Calif. GOP congressman won't seek re-election (AP)

LOS ANGELES ? U.S. Rep. Elton Gallegly, who has represented California's Ventura County for 25 years, said Saturday he won't seek re-election and will retire at the end of the current Congress.

New maps approved last year by the state's independent redistricting commission had placed the 67-year-old Gallegly in the same district as Rep. Howard "Buck" McKeon, a fellow Republican who is chairman of the House Armed Services Committee.

Gallegly could have taken on McKeon or tried to win an adjacent district that is decidedly more Democratic and Latino.

Instead, he announced in a written statement that he and his wife are looking forward to spending more time with their family and friends.

"Working with our country's leadership on a daily basis in striving to move toward a better, stronger and more vibrant America for more than two decades has been a dream come true," Gallegly said. "The decision to step aside at this time did not come lightly."

A former real estate broker, Gallegly was elected to Simi Valley's City Council in 1979 and later became the city's mayor. He ran for Congress in 1986 and was re-elected 12 times.
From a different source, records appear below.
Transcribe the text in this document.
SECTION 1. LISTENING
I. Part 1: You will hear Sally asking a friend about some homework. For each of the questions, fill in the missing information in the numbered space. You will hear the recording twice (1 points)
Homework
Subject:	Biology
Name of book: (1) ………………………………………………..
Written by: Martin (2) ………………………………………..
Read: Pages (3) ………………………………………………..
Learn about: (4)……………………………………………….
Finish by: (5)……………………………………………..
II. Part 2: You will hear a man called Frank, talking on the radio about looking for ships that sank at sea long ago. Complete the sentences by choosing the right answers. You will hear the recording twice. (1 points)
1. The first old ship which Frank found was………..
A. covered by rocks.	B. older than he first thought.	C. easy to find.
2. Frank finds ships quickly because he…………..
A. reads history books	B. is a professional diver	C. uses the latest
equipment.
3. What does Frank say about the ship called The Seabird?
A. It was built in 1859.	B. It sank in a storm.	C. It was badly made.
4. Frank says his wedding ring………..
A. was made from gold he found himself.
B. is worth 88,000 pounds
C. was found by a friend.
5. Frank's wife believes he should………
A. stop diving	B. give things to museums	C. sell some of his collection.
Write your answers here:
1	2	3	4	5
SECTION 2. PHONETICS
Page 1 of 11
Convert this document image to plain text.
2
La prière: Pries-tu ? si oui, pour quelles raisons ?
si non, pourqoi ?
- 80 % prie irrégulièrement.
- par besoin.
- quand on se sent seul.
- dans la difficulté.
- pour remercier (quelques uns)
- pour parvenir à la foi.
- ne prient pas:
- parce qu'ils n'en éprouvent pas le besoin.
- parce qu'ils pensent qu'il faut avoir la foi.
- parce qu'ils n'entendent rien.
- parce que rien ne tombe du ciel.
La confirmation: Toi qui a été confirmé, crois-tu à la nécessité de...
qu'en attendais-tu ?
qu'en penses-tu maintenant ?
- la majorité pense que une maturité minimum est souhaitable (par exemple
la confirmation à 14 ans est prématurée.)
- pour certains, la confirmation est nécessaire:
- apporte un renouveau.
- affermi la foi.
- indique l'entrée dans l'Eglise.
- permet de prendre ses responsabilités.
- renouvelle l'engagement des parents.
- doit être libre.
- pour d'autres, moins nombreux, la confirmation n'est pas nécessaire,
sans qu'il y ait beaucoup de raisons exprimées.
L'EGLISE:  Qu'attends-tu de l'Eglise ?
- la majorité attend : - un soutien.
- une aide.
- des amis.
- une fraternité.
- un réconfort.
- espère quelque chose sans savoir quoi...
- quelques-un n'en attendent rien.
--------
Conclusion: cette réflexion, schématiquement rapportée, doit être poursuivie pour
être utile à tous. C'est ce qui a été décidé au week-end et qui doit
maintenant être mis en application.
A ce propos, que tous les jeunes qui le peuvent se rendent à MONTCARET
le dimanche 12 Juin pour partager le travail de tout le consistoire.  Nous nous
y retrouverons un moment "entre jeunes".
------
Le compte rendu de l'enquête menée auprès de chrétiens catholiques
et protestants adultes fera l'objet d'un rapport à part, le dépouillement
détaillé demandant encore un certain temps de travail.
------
He now serves as the chairman the Judiciary Committee's Subcommittee on Immigration Policy and Enforcement and as vice chairman of the Foreign Affairs Committee,

Gallegly said last year he didn't understand the logic behind some of the California Citizens Redistricting Commission's moves in determining which communities landed in which districts.

Voters approved the citizen-led commission to create California's legislative and congressional districts in response to decades of gerrymandering by lawmakers that preserved districts for incumbents and the parties.

"As bad as the process has been in the past, at least the politicians that were drawing the lines had to stand up and be accountable for them," Gallegly said in June. "At this point, the commissioners don't."

Rep. Pete Sessions of Texas, who chairs the National Republican Congressional Committee, praised Gallegly's service on Capitol Hill.

"Elton has helped make America safer through his tireless work for national security, border security, and support for the military and veterans in his district and around the world," he said in a statement.